While Trade Ideas doesn’t offer such comprehensive community resources, there are still plenty of ways to connect with other traders and discuss trading opportunities. For example, in-house trading expert Barrie Einarson runs a live daily trading room, where he shares his market insights and the stocks catching his eye throughout the day.

live trading room
Trade Ideas Live Trading Room

Having attended these sessions multiple times, I found it a great way of sharing trading ideas with fellow users and hearing about stocks that weren’t necessarily on my radar. For beginners, it is also a fantastic opportunity to see how experienced traders think about stock selection and implement their trading process.
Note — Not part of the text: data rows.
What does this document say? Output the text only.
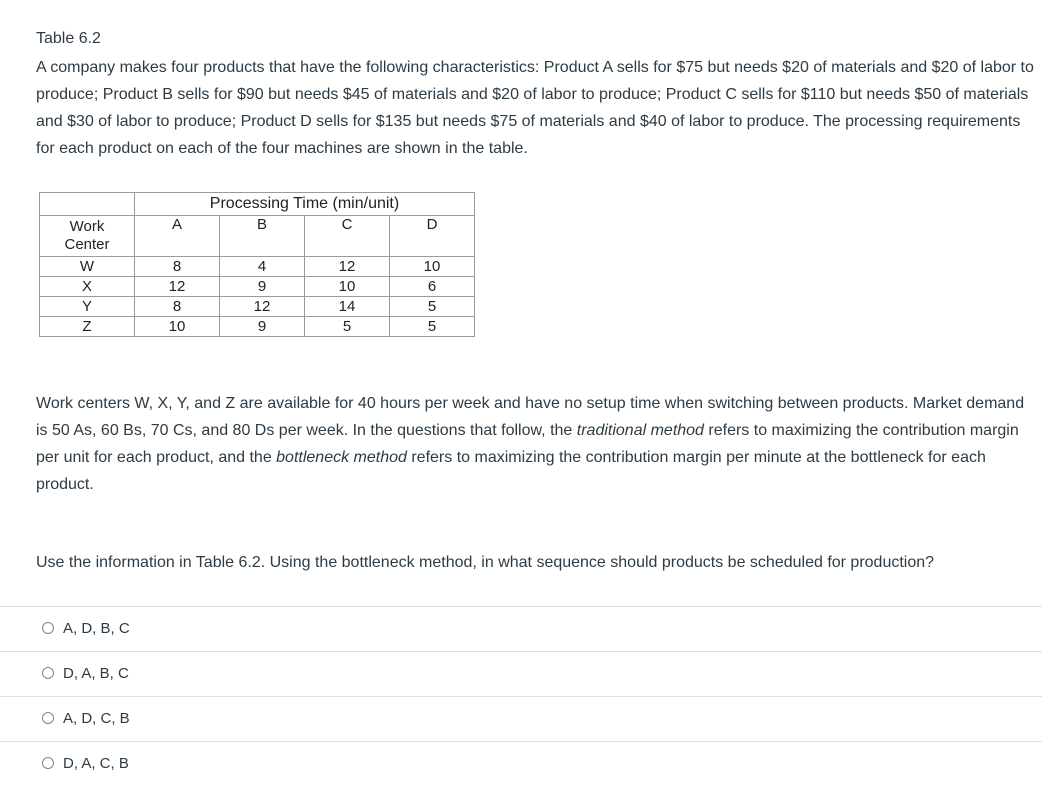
Table 6.2

A company makes four products that have the following characteristics: Product A sells for $75 but needs $20 of materials and $20 of labor to produce; Product B sells for $90 but needs $45 of materials and $20 of labor to produce; Product C sells for $110 but needs $50 of materials and $30 of labor to produce; Product D sells for $135 but needs $75 of materials and $40 of labor to produce. The processing requirements for each product on each of the four machines are shown in the table.

	Processing Time (min/unit)			
Work Center	A	B	C	D
W	8	4	12	10
X	12	9	10	6
Y	8	12	14	5
Z	10	9	5	5

Work centers W, X, Y, and Z are available for 40 hours per week and have no setup time when switching between products. Market demand is 50 As, 60 Bs, 70 Cs, and 80 Ds per week. In the questions that follow, the traditional method refers to maximizing the contribution margin per unit for each product, and the bottleneck method refers to maximizing the contribution margin per minute at the bottleneck for each product.

Use the information in Table 6.2. Using the bottleneck method, in what sequence should products be scheduled for production?

A, D, B, C
D, A, B, C
A, D, C, B
D, A, C, B
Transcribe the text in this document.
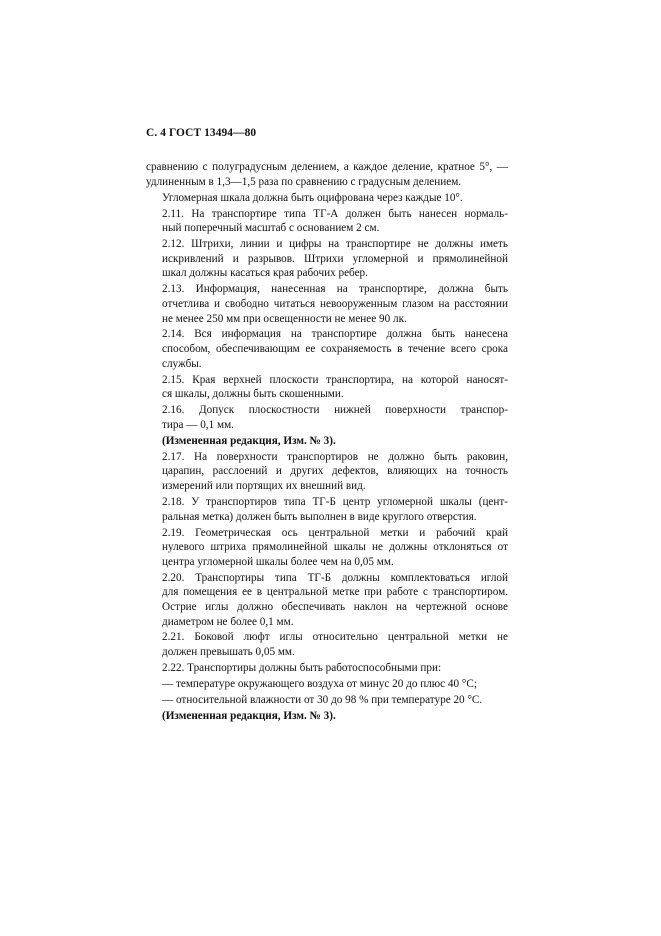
С. 4 ГОСТ 13494—80
сравнению с полуградусным делением, а каждое деление, кратное 5°, —
удлиненным в 1,3—1,5 раза по сравнению с градусным делением.
Угломерная шкала должна быть оцифрована через каждые 10°.
2.11. На транспортире типа ТГ-А должен быть нанесен нормаль-
ный поперечный масштаб с основанием 2 см.
2.12. Штрихи, линии и цифры на транспортире не должны иметь
искривлений и разрывов. Штрихи угломерной и прямолинейной
шкал должны касаться края рабочих ребер.
2.13. Информация, нанесенная на транспортире, должна быть
отчетлива и свободно читаться невооруженным глазом на расстоянии
не менее 250 мм при освещенности не менее 90 лк.
2.14. Вся информация на транспортире должна быть нанесена
способом, обеспечивающим ее сохраняемость в течение всего срока
службы.
2.15. Края верхней плоскости транспортира, на которой наносят-
ся шкалы, должны быть скошенными.
2.16. Допуск плоскостности нижней поверхности транспор-
тира — 0,1 мм.
(Измененная редакция, Изм. № 3).
2.17. На поверхности транспортиров не должно быть раковин,
царапин, расслоений и других дефектов, влияющих на точность
измерений или портящих их внешний вид.
2.18. У транспортиров типа ТГ-Б центр угломерной шкалы (цент-
ральная метка) должен быть выполнен в виде круглого отверстия.
2.19. Геометрическая ось центральной метки и рабочий край
нулевого штриха прямолинейной шкалы не должны отклоняться от
центра угломерной шкалы более чем на 0,05 мм.
2.20. Транспортиры типа ТГ-Б должны комплектоваться иглой
для помещения ее в центральной метке при работе с транспортиром.
Острие иглы должно обеспечивать наклон на чертежной основе
диаметром не более 0,1 мм.
2.21. Боковой люфт иглы относительно центральной метки не
должен превышать 0,05 мм.
2.22. Транспортиры должны быть работоспособными при:
— температуре окружающего воздуха от минус 20 до плюс 40 °С;
— относительной влажности от 30 до 98 % при температуре 20 °С.
(Измененная редакция, Изм. № 3).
Some people pay more than the whole Trade Ideas subscription for trading rooms half this quality, so you really get a “bang for your buck” here.

Who is Trade Ideas Best For?

Trade Ideas is best for day traders looking to pinpoint intraday opportunities with speed and precision. The combination of their award winning trading technology and endlessly customizable real-time scans, ensure you have a level playing field to compete with the big dogs. It is also a good choice for those who believe in the power of its AI algorithms, as well as those who want to automate their trades.

Who is TradingView Best For?

TradingView is best for traders looking for an advanced charting platform with global, multi-asset data coverage. It will also appeal to traders who employ both technical and fundamental analysis to generate their trade ideas. Lastly, it will suit anyone who likes the social aspect of trading, as you’ll become part of the largest trading community in the world.

Trade Ideas vs TradingView Summary

In conclusion, TradingView is in a league of its own when it comes to data coverage, advanced charting, backtesting, and community.

However, when it comes to short-term trading, nothing can compete with Trade Ideas.

As such, while TradingView is designed for the “all-round” trader/investor, Trade Ideas is the ultimate home for day traders.